Thursday, October 19, 2006

Lost Is Back, Baby

I've been kind of standoffish about Lost this so far this season, partly because of The (Fictional) Prisoners' Dilemma I described earlier. Last night's episode, though, brought me back in. Locke is back in first season form, communing with the island, having visions, fighting polar bears. Good stuff, and a welcome return from the conflicted weakling he had become in the second season.

There was a lot of prophecy in this episode. Locke has a prophetic vision in a sweat lodge (using the same psychotropic stuff he used on Boone in season one), then later an unconscious Eko seems to come awake and deliver another prophecy to Locke, while Hurley (who last season listened to a radio broadcast of Glenn Miller and mused that the signal might be traveling through time) hears Desmond make a prophetic remark that makes Hurley think Desmond has traveled through time as well. By the end, Locke has returned to the beach settlement like Moses coming down from the mountain to give the other castaways their marching orders. Later this season, I see Locke and Eko traveling to the Others' camp to tell Ben Linus (aka Henry Gale), "Thus saith The Island, 'Let my people go!'"

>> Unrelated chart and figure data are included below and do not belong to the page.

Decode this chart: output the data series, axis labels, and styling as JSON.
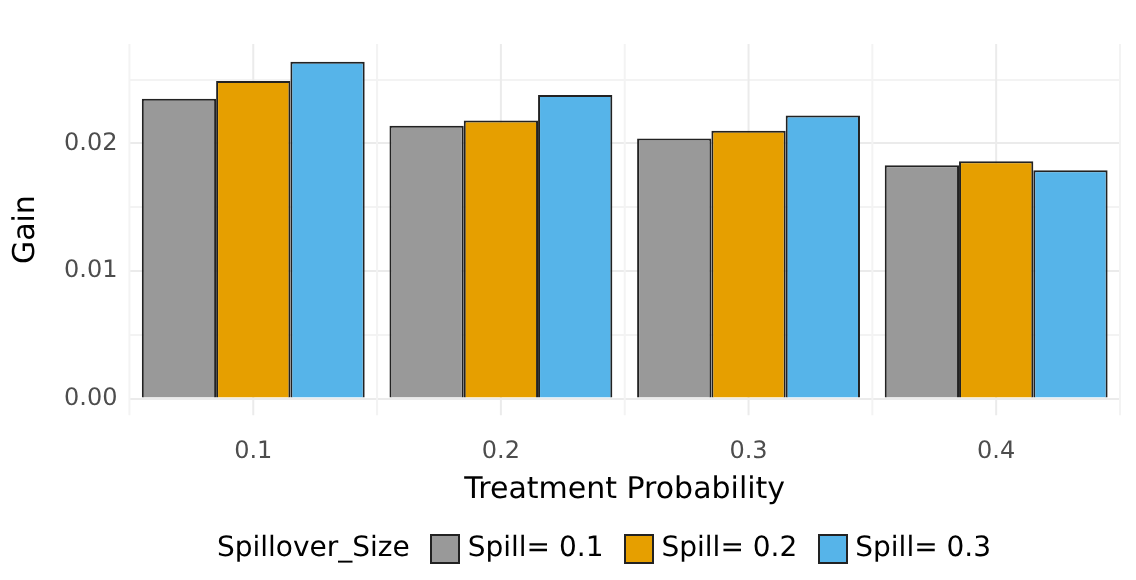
{
  "chart_data": {
    "type": "bar",
    "xlabel": "Treatment Probability",
    "ylabel": "Gain",
    "legend_title": "Spillover_Size",
    "categories": [
      "0.1",
      "0.2",
      "0.3",
      "0.4"
    ],
    "series": [
      {
        "name": "Spill= 0.1",
        "color": "#999999",
        "values": [
          0.0235,
          0.0214,
          0.0204,
          0.0183
        ]
      },
      {
        "name": "Spill= 0.2",
        "color": "#e69f00",
        "values": [
          0.0249,
          0.0218,
          0.021,
          0.0186
        ]
      },
      {
        "name": "Spill= 0.3",
        "color": "#56b4e9",
        "values": [
          0.0264,
          0.0238,
          0.0222,
          0.0179
        ]
      }
    ],
    "ylim": [
      -0.0013,
      0.0278
    ],
    "yticks": [
      {
        "value": 0,
        "label": "0.00"
      },
      {
        "value": 0.005,
        "label": null
      },
      {
        "value": 0.01,
        "label": "0.01"
      },
      {
        "value": 0.015,
        "label": null
      },
      {
        "value": 0.02,
        "label": "0.02"
      },
      {
        "value": 0.025,
        "label": null
      }
    ],
    "grid": true,
    "legend": "bottom"
  }
}
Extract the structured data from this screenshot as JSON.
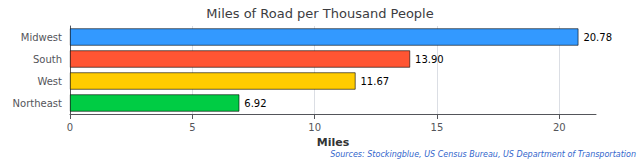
{
  "chart_data": {
    "type": "bar",
    "orientation": "horizontal",
    "title": "Miles of Road per Thousand People",
    "categories": [
      "Northeast",
      "West",
      "South",
      "Midwest"
    ],
    "values": [
      6.92,
      11.67,
      13.9,
      20.78
    ],
    "value_labels": [
      "6.92",
      "11.67",
      "13.90",
      "20.78"
    ],
    "colors": [
      "#00CC44",
      "#FFCC00",
      "#FF5533",
      "#3399FF"
    ],
    "xlabel": "Miles",
    "xlim": [
      0,
      21.5
    ],
    "xticks": [
      0,
      5,
      10,
      15,
      20
    ],
    "grid": true,
    "data_labels": true,
    "annotations": [
      "Sources: Stockingblue, US Census Bureau, US Department of Transportation"
    ]
  }
}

So a good episode, although the flashbacks surprisingly didn't resolve, so I'm disappointed in that.

BTW, I haven't been blogging it, but Lost is followed by another surprisingly good show, titled The Nine. I'm not thrilled with the title. When I first heard it, I thought it was a show about the Supreme Court.

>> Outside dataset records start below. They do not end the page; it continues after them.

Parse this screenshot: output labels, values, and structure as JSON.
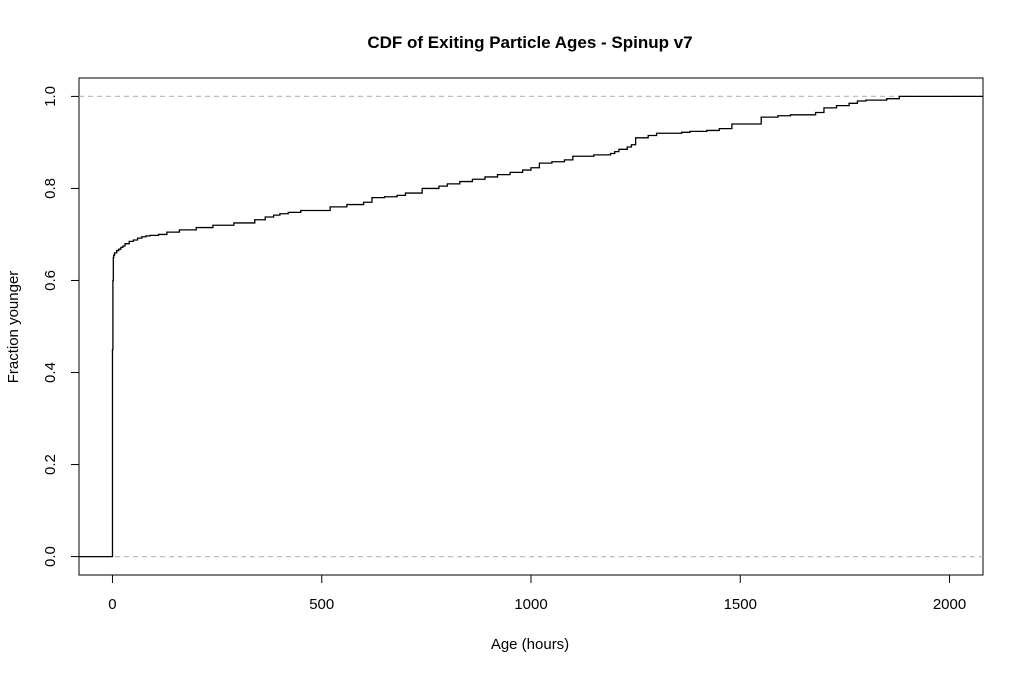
{
  "chart_data": {
    "type": "line",
    "title": "CDF of Exiting Particle Ages - Spinup v7",
    "xlabel": "Age (hours)",
    "ylabel": "Fraction younger",
    "xlim": [
      -80,
      2080
    ],
    "ylim": [
      -0.04,
      1.04
    ],
    "x_ticks": [
      0,
      500,
      1000,
      1500,
      2000
    ],
    "x_tick_labels": [
      "0",
      "500",
      "1000",
      "1500",
      "2000"
    ],
    "y_ticks": [
      0.0,
      0.2,
      0.4,
      0.6,
      0.8,
      1.0
    ],
    "y_tick_labels": [
      "0.0",
      "0.2",
      "0.4",
      "0.6",
      "0.8",
      "1.0"
    ],
    "reference_lines": [
      0,
      1
    ],
    "grid": false,
    "series": [
      {
        "step": true,
        "x": [
          -80,
          0,
          0,
          0,
          1,
          2,
          3,
          5,
          10,
          15,
          20,
          25,
          30,
          40,
          50,
          60,
          70,
          80,
          90,
          110,
          130,
          160,
          200,
          240,
          290,
          340,
          365,
          385,
          400,
          420,
          450,
          520,
          560,
          600,
          620,
          650,
          680,
          700,
          740,
          780,
          800,
          830,
          860,
          890,
          920,
          950,
          980,
          1000,
          1020,
          1050,
          1080,
          1100,
          1150,
          1190,
          1200,
          1210,
          1230,
          1240,
          1250,
          1280,
          1300,
          1360,
          1380,
          1420,
          1450,
          1480,
          1550,
          1590,
          1620,
          1680,
          1700,
          1730,
          1760,
          1780,
          1800,
          1850,
          1880,
          2080
        ],
        "y": [
          0.0,
          0.0,
          0.04,
          0.45,
          0.6,
          0.65,
          0.655,
          0.66,
          0.665,
          0.668,
          0.672,
          0.675,
          0.68,
          0.685,
          0.688,
          0.692,
          0.695,
          0.697,
          0.698,
          0.7,
          0.705,
          0.71,
          0.715,
          0.72,
          0.725,
          0.732,
          0.738,
          0.742,
          0.745,
          0.748,
          0.752,
          0.76,
          0.765,
          0.77,
          0.78,
          0.782,
          0.785,
          0.79,
          0.8,
          0.805,
          0.81,
          0.815,
          0.82,
          0.825,
          0.83,
          0.835,
          0.84,
          0.845,
          0.855,
          0.858,
          0.862,
          0.87,
          0.873,
          0.876,
          0.88,
          0.885,
          0.89,
          0.895,
          0.91,
          0.915,
          0.92,
          0.922,
          0.924,
          0.926,
          0.93,
          0.94,
          0.955,
          0.958,
          0.96,
          0.965,
          0.975,
          0.98,
          0.985,
          0.99,
          0.992,
          0.995,
          1.0,
          1.0
        ]
      }
    ]
  }
}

Basically, The Nine is another big puzzle show, with an intriguing premise. Two guys plan a simple bank robbery, in and out in five minutes. Things go wrong, and 52 hours later, the SWAT team rushes in to end a hostage stalemate. We see the customers go into the bank, and we see very different people come out, along with intriguing clues to what went on during those lost 52 hours. The series now proceeds along two tracks, telling the stories of how the nine hostages deal with the aftermath of the crisis while also flashing back to tell the events of the stand-off itself.

The premise is pretty gimmicky, but the character writing is good. But even before the show premiered, people were wondering how long it would last, being scheduled right on the heels of Lost, since both shows have large ensemble casts and complex storylines. Would viewers be willing to watch two intricately-plotted dramas in a row?

In fact, most, if not all, TV dramas follow that model, which makes it a lot more intimidating for a new viewer to drop in on an established show. Jonah Goldberg at NRO pointed to this passage in a New Yorker review by Malcolm Gladwell of the book, Everything Bad is Good For You:

As Johnson points out, television is very different now from what it was thirty years ago. It's harder. A typical episode of "Starsky and Hutch," in the nineteen-seventies, followed an essentially linear path: two characters, engaged in a single story line, moving toward a decisive conclusion. To watch an episode of "Dallas" today is to be stunned by its glacial pace--by the arduous attempts to establish social relationships, by the excruciating simplicity of the plotline, by how obvious it was. A single episode of "The Sopranos," by contrast, might follow five narrative threads, involving a dozen characters who weave in and out of the plot.

My feelings exactly. This is a double-edged sword, however. While it makes for a richer viewing experience, it can make people like me reluctant to try a show that we haven't been in on from the beginning. I keep hearing about how great Battlestar Galactica is, but the few episodes I've watched, while good, were so enmeshed in ongoing storylines and relationships that I felt kind of adrift. I occasionally catch an episode, but I don't care if I miss one. And although I hear great things about The Shield, there's no way I'm going to try to jump into it in the middle.

I've got enough on my plate with Lost and Smallville and Heroes and Supernatural and Prison Break and The Nine and Studio 60 on the Sunset Strip and Survivor, thank you very much.